Climate change could be a Games changer

By Dawn Stover | February 7, 2018

Forget the political climate at the 2018 Olympic Winter Games, which begin on Friday in South Korea. What about the physical climate? Global warming does not bode well for future Olympic Games.

While news headlines are focusing on the frigid weather in Pyeongchang—a high of only 11 degrees Fahrenheit yesterday—the long-term forecasts for the Olympics tell a very different story. According to a study published a few weeks ago by researchers from Canada, Austria, and China, rising temperatures will make most of the venues of the past three decades too warm to host the Winter Olympics by the 2080s. Even with artificial snowmaking, some former venues will not be able to guarantee sufficient snow on the slopes.

Pyeongchang and Beijing, which will host the 2022 Winter Games, are among the few cities expected to remain cold enough even if global greenhouse gas emissions are not dramatically reduced. But even with suitable hosts, winter sports are expected to face declining conditions and reduced training opportunities.

And it’s not just the Winter Games that are threatened. An article published in the prestigious medical journal The Lancet in 2016 concluded that much of the Northern Hemisphere could be too hot by 2085 to host the Summer Olympics, if global emissions continue unabated. San Francisco was the only large city in the United States deemed to be a reliably suitable host by then.

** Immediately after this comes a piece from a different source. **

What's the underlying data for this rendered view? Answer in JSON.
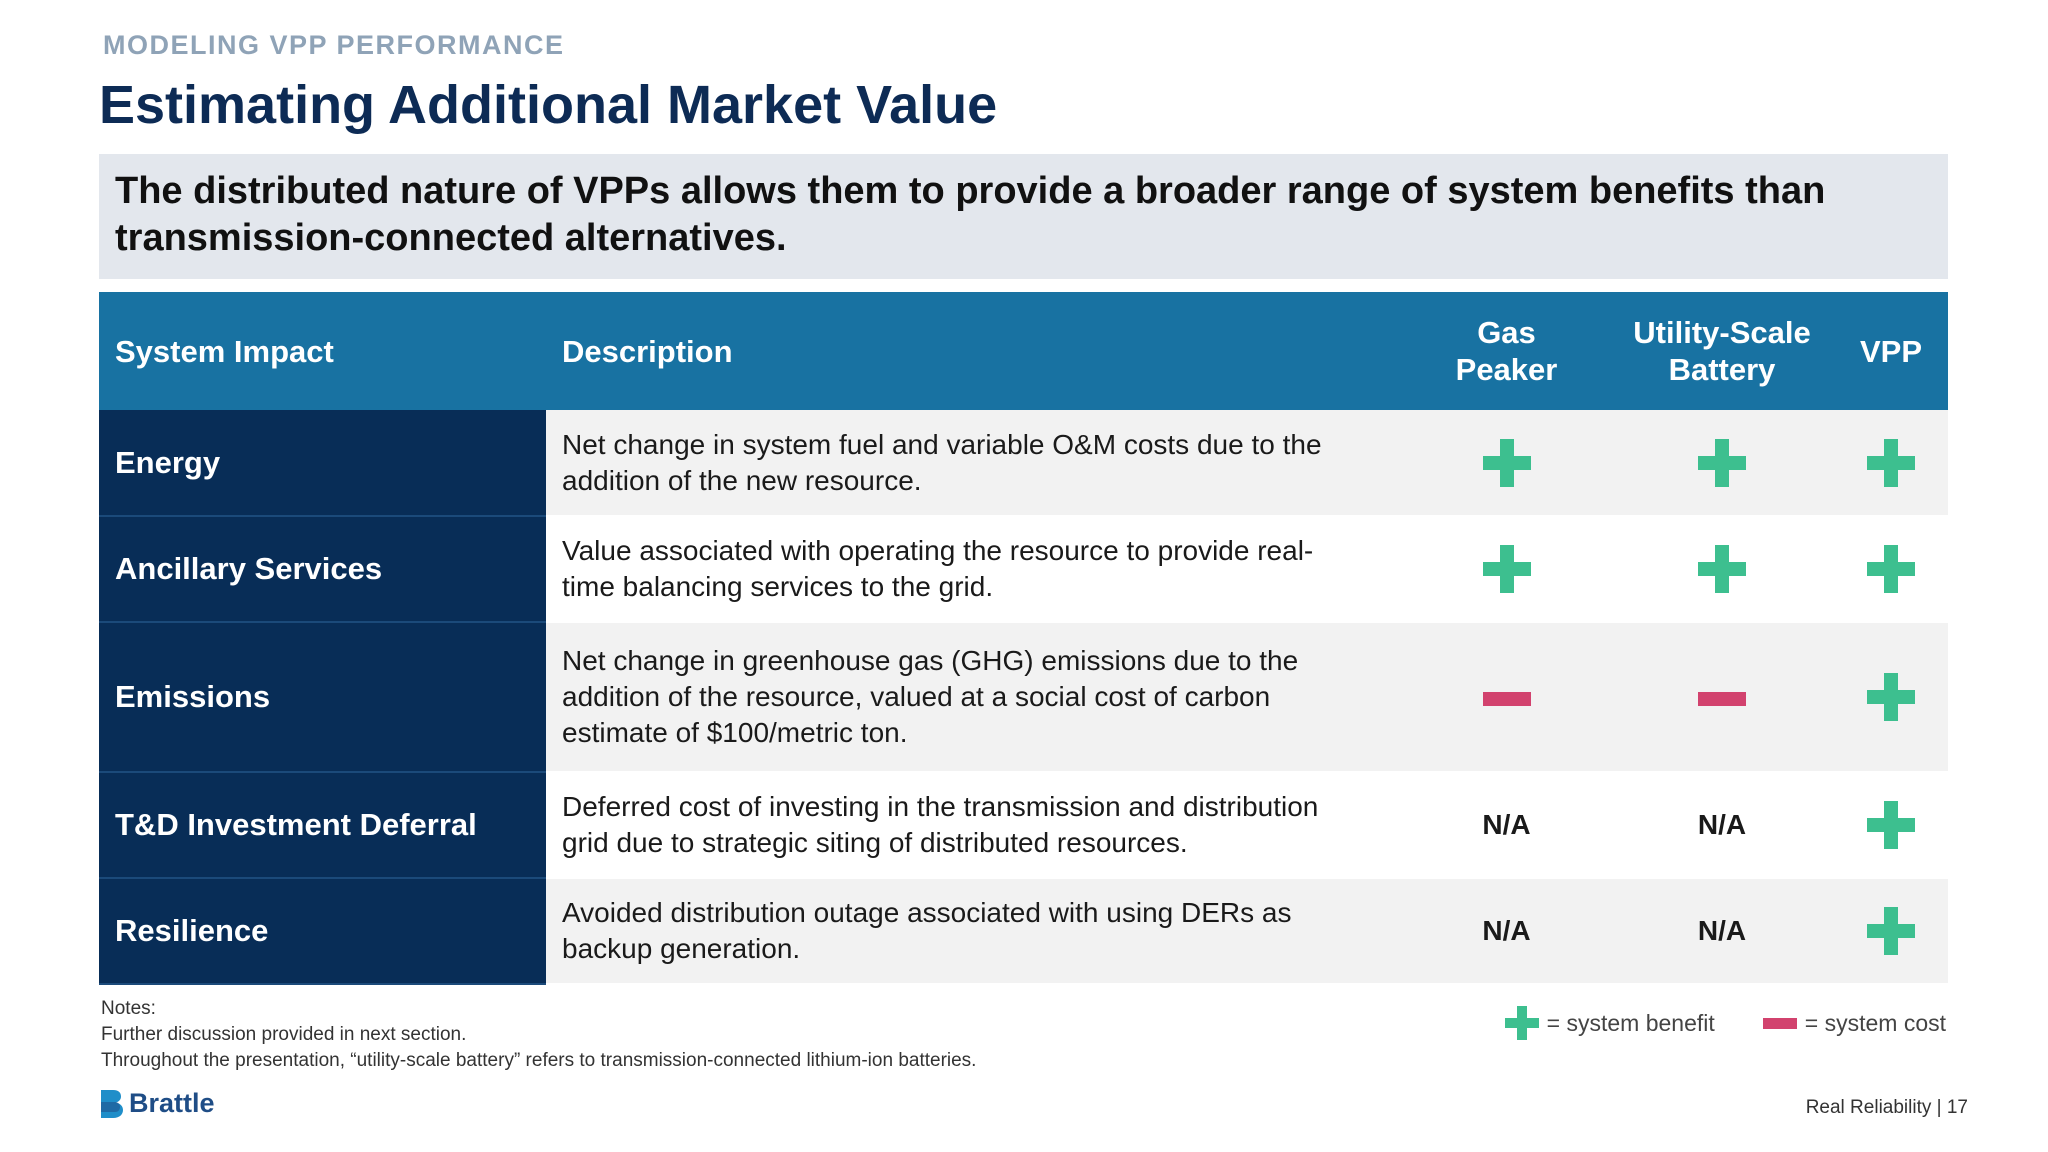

A report just released by the Climate Coalition, a group of 130 non-governmental organizations in Britain, warns that climate change is already causing serious problems for British soccer, golf, and cricket—by increasing precipitation and coastal erosion. The report predicts canceled matches, flooded fields, and “golf courses crumbling into the sea,” and says that the Scottish skiing industry could collapse within 50 years.